Internet censorship in Korea, and the eventual end

2026-01-11

This blog post is written in response to the pearl-clutching prudes and puritans that dictate how I as an adult get to browse the goddamn Internet.

Even though our country is not an authoritarian state and doesn’t have the Great Firewall of China, it’s still widely known for censoring the Internet, something that rudely startle foreigners when they want to go on NSFW sites in their hotel rooms.

Now, if we get into the entire should they, shouldn’t they thing then this blog post will be so long you won’t read it. (I mean you probably already clicked away but still, please pretend you’re reading. Yay, thanks for continuing.) But my take is that censorship leads to overreach, which has already been proven by the way I run into roadblocks accessing sites that I as an adult have the legal right to. So no, I don’t agree that this is the right approach and think they should fix that, but in the meantime let me go over how they actually censor the Internet.

How they (used to) censor the Internet in Korea

Traditionally, the major ISPs in Korea used to poison DNS entries like all the other nanny states and countries that decided they could decide what’s best for you.
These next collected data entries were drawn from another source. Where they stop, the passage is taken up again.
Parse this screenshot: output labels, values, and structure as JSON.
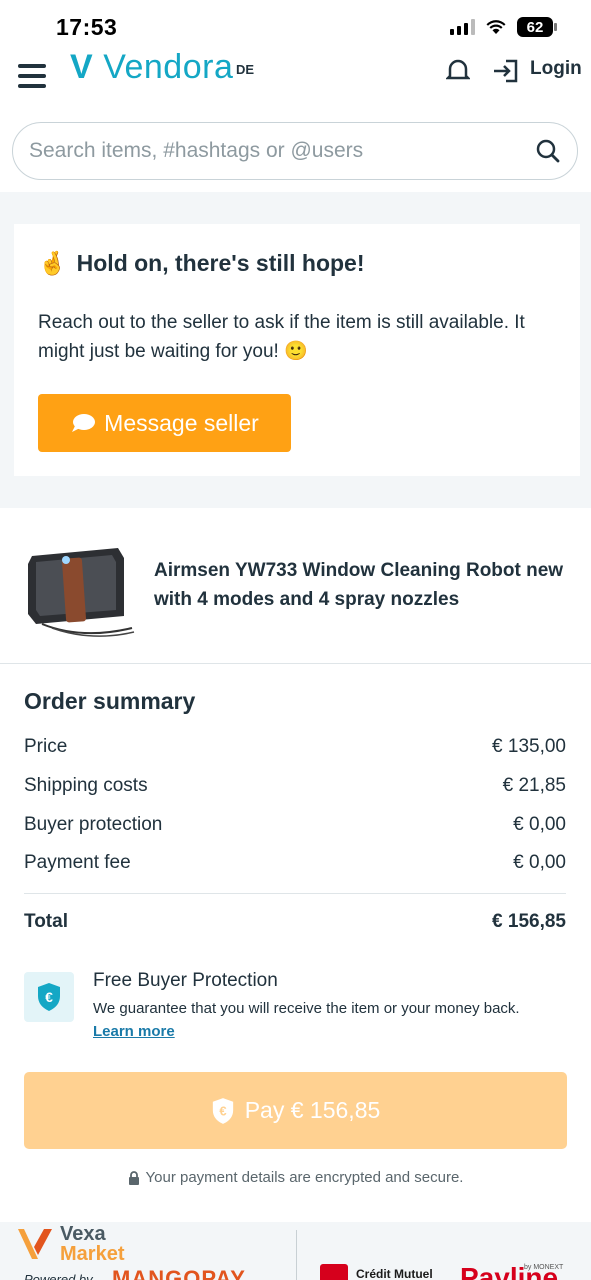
{
  "status_bar": {
    "time": "17:53",
    "battery": "62"
  },
  "header": {
    "brand": "Vendora",
    "brand_mark": "V",
    "region": "DE",
    "login_label": "Login"
  },
  "search": {
    "placeholder": "Search items, #hashtags or @users"
  },
  "hope": {
    "emoji": "🤞",
    "title": "Hold on, there's still hope!",
    "text": "Reach out to the seller to ask if the item is still available. It might just be waiting for you! 🙂",
    "button_label": "Message seller"
  },
  "product": {
    "title": "Airmsen YW733 Window Cleaning Robot new with 4 modes and 4 spray nozzles"
  },
  "summary": {
    "title": "Order summary",
    "rows": [
      {
        "label": "Price",
        "value": "€ 135,00"
      },
      {
        "label": "Shipping costs",
        "value": "€ 21,85"
      },
      {
        "label": "Buyer protection",
        "value": "€ 0,00"
      },
      {
        "label": "Payment fee",
        "value": "€ 0,00"
      }
    ],
    "total_label": "Total",
    "total_value": "€ 156,85"
  },
  "buyer_protection": {
    "title": "Free Buyer Protection",
    "text": "We guarantee that you will receive the item or your money back.",
    "link": "Learn more"
  },
  "pay_button": {
    "label": "Pay € 156,85"
  },
  "secure_note": "Your payment details are encrypted and secure.",
  "footer": {
    "vexa_line1": "Vexa",
    "vexa_line2": "Market",
    "powered_by": "Powered by",
    "mangopay": "MANGOPAY",
    "credit_mutuel": "Crédit Mutuel",
    "payline": "Payline",
    "payline_by": "by MONEXT"
  },
  "colors": {
    "accent": "#14a7c5",
    "orange": "#ffa114",
    "pay_disabled": "#ffd191",
    "text": "#21323d",
    "link": "#1a7aa8"
  }
}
That means you ask for Google.com and if Google was one of the banned no-no websites (according to some review somewhere), essentially, the ISP’s DNS servers would respond with an IP that is not Google’s and redirect you.

Of course, that was largely patched out thanks to encrypted DNS’s proliferation and the fact that HTTPS stops your browser from loading the scary-looking “Warning” page from the Korean government, especially if HSTS is enabled.
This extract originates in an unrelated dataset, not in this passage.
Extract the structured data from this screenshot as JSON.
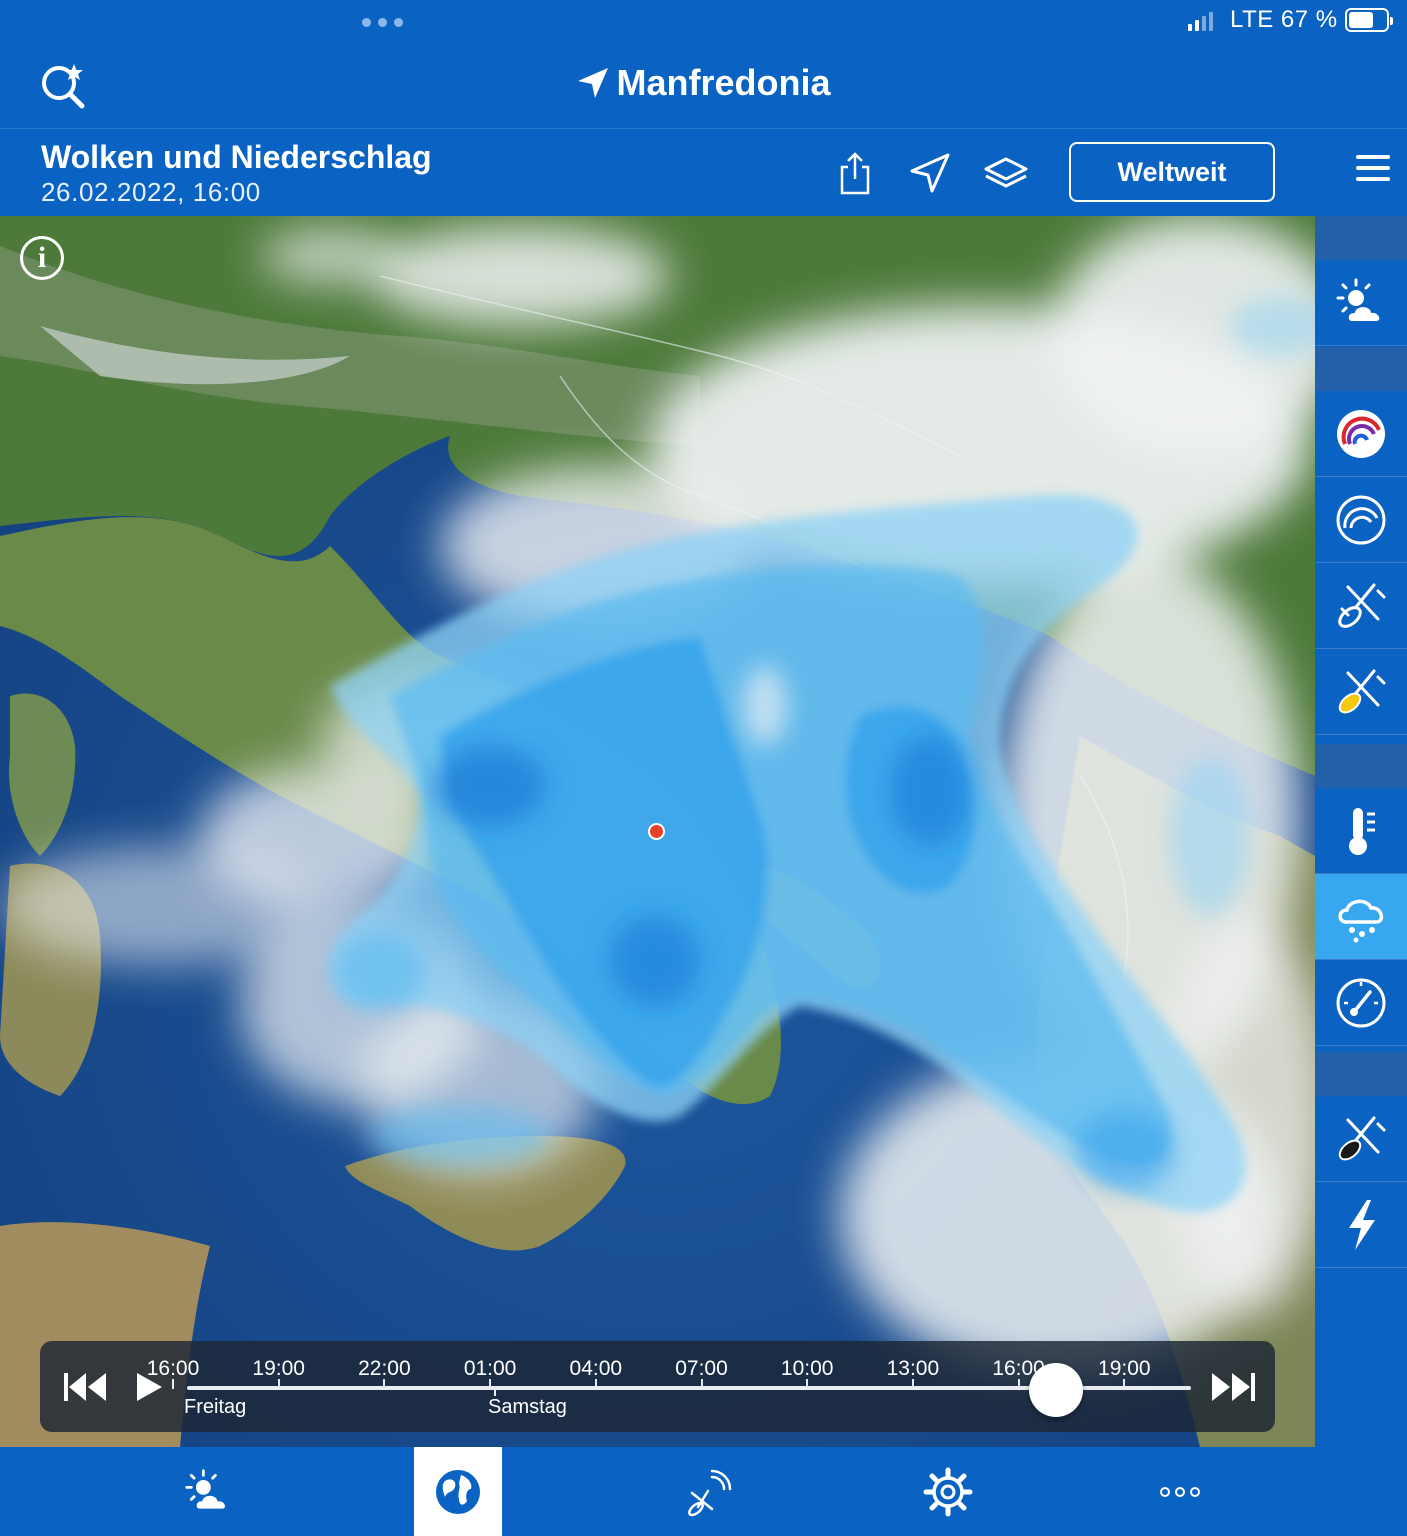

For context, this is what you would see if you got hit by one of those censorship measures:

warning-page

Ugly as sin, all in Korean (except for the threatening “Warning” text), and some bullshit about how they’re “legally” blocking the site as it has passed through review of some board (read: puritans) that has determined it is either illegal or “harmful” (유해 내용). Except “harmful” in this case extends to totally legal mature content that little Timmy on his iPad shouldn’t be viewing, but since parents don’t know diddly-squat about how parental controls work let us the government do it for you!
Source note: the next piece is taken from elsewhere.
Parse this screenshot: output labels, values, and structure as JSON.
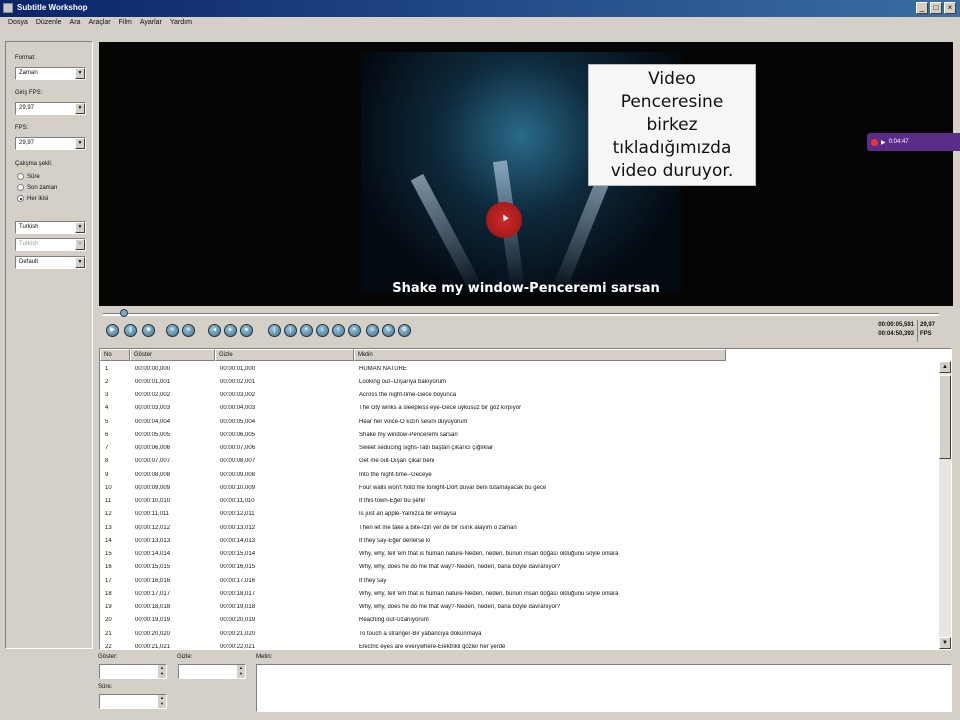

As mentioned before, people realized sending DNS requests back and forth on an unencrypted port was a really bad idea, and we quickly patched that with things like DNS-over-TLS and DNS-over-HTTPS. Now, Korean ISPs no longer poison DNS, though it’s still a good idea not to use their DNS servers in case they’re doing anything funny.

So what changed?

How they (currently) censor the Internet in Korea

In present day, ISPs look at the actual HTTPS request.

When you make a request to a server, there is some communication back and forth to establish a TLS connection. One of the extensions to TLS is SNI, or Server Name Indication. Basically, as web servers become more and more reverse proxies and host various domains on one server, it became important to signal which particular domain you as a client were interested in. So the domain name would be specified in the SNI field and the server would send over the TLS certificate corresponding to the domain and everything would continue.

But the SNI field is not encrypted, and thus Korean (and other countries’) ISPs could sniff out which website you were trying to visit, and cut the connection. They can’t really redirect you to the Pennywise website above, but they can interrupt your connection by sending a reset packet.

So how can I get past it?

The easy, boring solution: use a VPN, or a proxy, etc.

But it seems like a waste and a hassle, when all you need to hide is just that single SNI field! Surely there’s a solution to that?

Well, there is. Initially proposed as ESNI (Encrypted Server Name Indication), the latest proposed standard is Encrypted Client Hello (ECH), which now encrypts the unencrypted portions that help set up the TLS connection.

With ECH, ISPs can no longer spy on what is being sent over the wire and to which site you are connecting to.

Great, can I use ECH now?

Kind of.

ECH is supported in most major browsers, but servers must also support it. Support is slowly rolling out, but until it becomes mainstream you may still run into some sites that are being blocked by your friendly Big Brother.

And for clients like curl, the SSL library used must support ECH. As of right now, the default curl binary as it ships on Arch Linux does not support ECH, for example.

I ran into this problem with my Rust program, where the connection would succeed for a given site but fail catastrophically on my Rust client. The dependency that I use, reqwest, recently switched to rustls, which does have ECH support on the client-side. There’s no documentation on how I can use it on reqwest, nor any indication of whether it is enabled by default (so I presume no).

But once ECH becomes mainstream, the only way to censor my Internet access would be to make like China and block all requests that go over ESNI/ECH. And that certainly wouldn’t work at all without breaking a large chunk of the Internet.

I’ll certainly look forward to the day they shut down that ugly stupid warning website.